Un point important pour moi, est la posture (plutôt les postures) de l’enseignant. En effet, voulant bien faire, il multiplie parfois les aides, conduisant à une sorte d’assistanat de l’élève et ne lui permettant pas de progresser de manière autonome, en commençant d’abord par savoir demander les outils nécessaires à son avancée dans les apprentissages. A l’inverse, diversifier les outils sans être présent pour ajuster ou vérifier les progressions peut conduire aussi à une différenciation passive. Il faut donc travailler sur ce positionnement permettant l’autonomie accompagnée des élèves, le « co-ajustement » présenté par Dominique Bucheton. Il faut offrir un espace sécurisé aux élèves, tout en laissant la place pour leur activité et leur réflexion (leur laisser le temps avec des écrits intermédiaires, des consignes progressives…).

Différencier ce n’est pas baisser les niveaux d’exigences, ce n’est pas proposer un contenu « basique » ou des tâches répétitives à des élèves en difficulté, en le justifiant par leurs difficultés. Ce serait accroître l’écart avec les élèves plus à l’aise et surtout enfermer les élèves dans des démarches limitées.

Enfin différencier, c’est aussi dépasser l’idée reçue selon laquelle « un élève n’aurait pas les bases », donc on ne serait plus en mesure de pouvoir l’aider, une sorte de fatalisme. Pour Bernard Rey, parfois cela peut venir d’une mauvaise interprétation de la tâche. L’interprétation scolaire d’une tâche, ne va pas forcément de soi pour un élève.

Et maintenant…

Ce compte-rendu n’est qu’un aperçu d’un colloque qui a été riche à bien des égards. D’abord, parce qu’il permet de réaffirmer l’enjeu de la différenciation : permettre à tous les élèves de réussir et c’est bien notre tâche quotidienne d’enseignant. L’argumentaire engagé de Dominique Bucheton résonne en moi : le système français affirme l’égalité des chances, le droit de tous les enfants d’aller à l’école et… il reproduit les inégalités, en contradiction avec nos fondements et valeurs ! La responsabilité est collective et pas seulement enseignante, mais chacun doit y prendre part.

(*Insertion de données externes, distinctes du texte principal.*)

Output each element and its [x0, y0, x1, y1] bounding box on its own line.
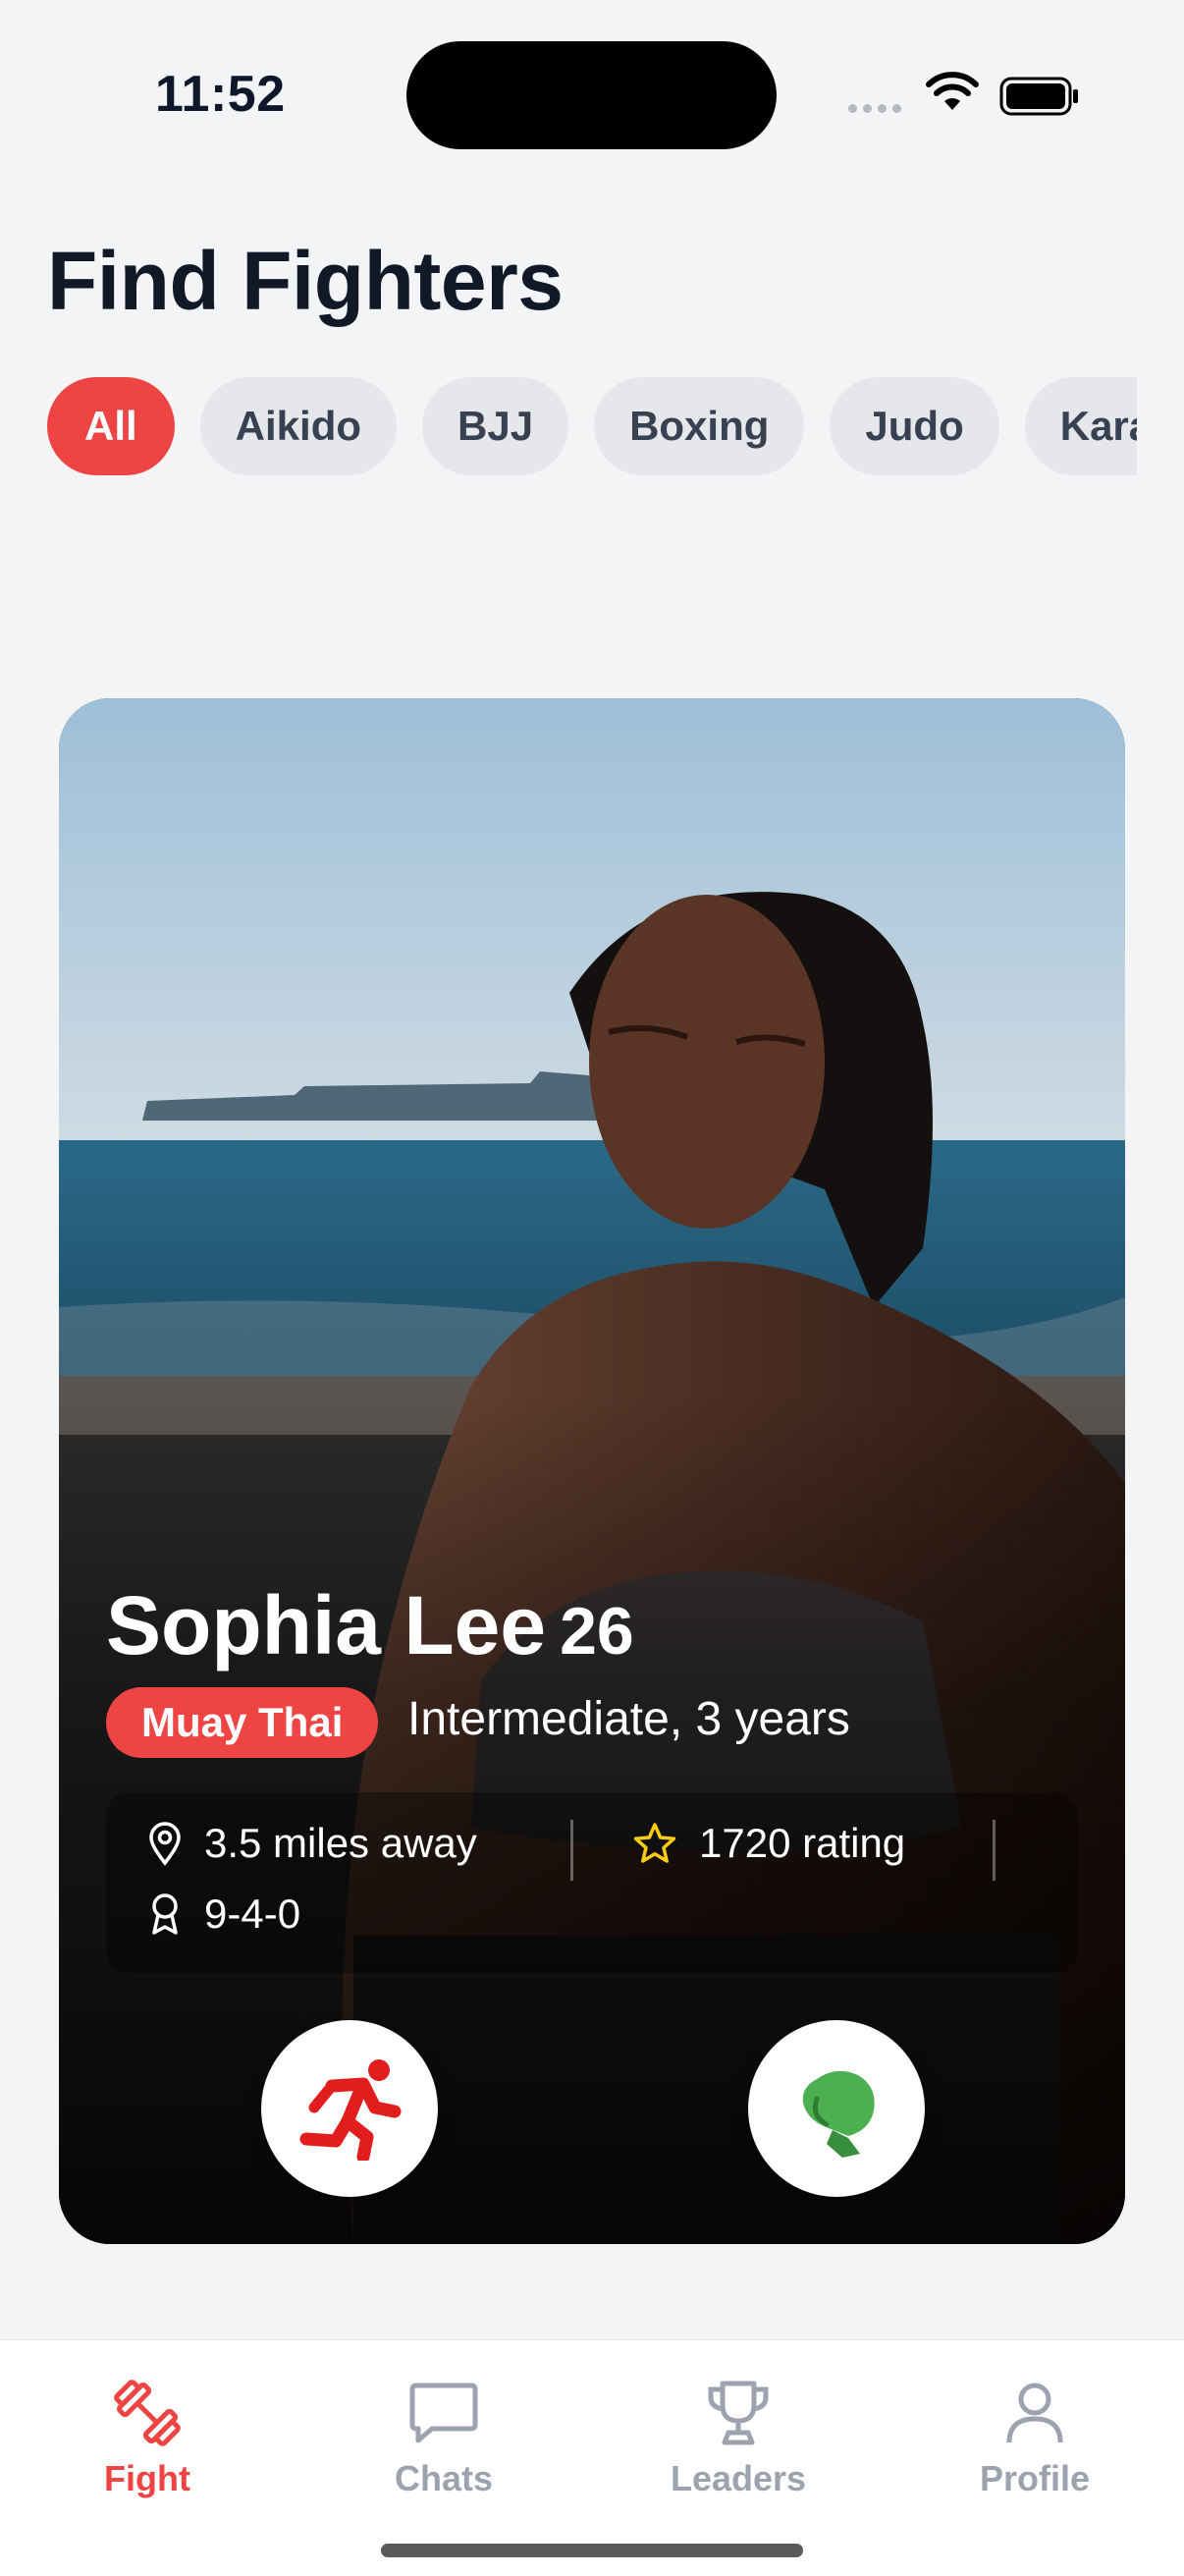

A plusieurs moments, il a été réaffirmé la nécessité de formation des enseignants à ces pratiques essentielles de différenciation. Les différents chercheurs, ne se sont pas placés en position injonctive, mais au contraire ont montré leur volonté d’être à l’écoute du terrain et de travailler avec ses acteurs et ils ont aussi su montrer les limites de certaines pratiques.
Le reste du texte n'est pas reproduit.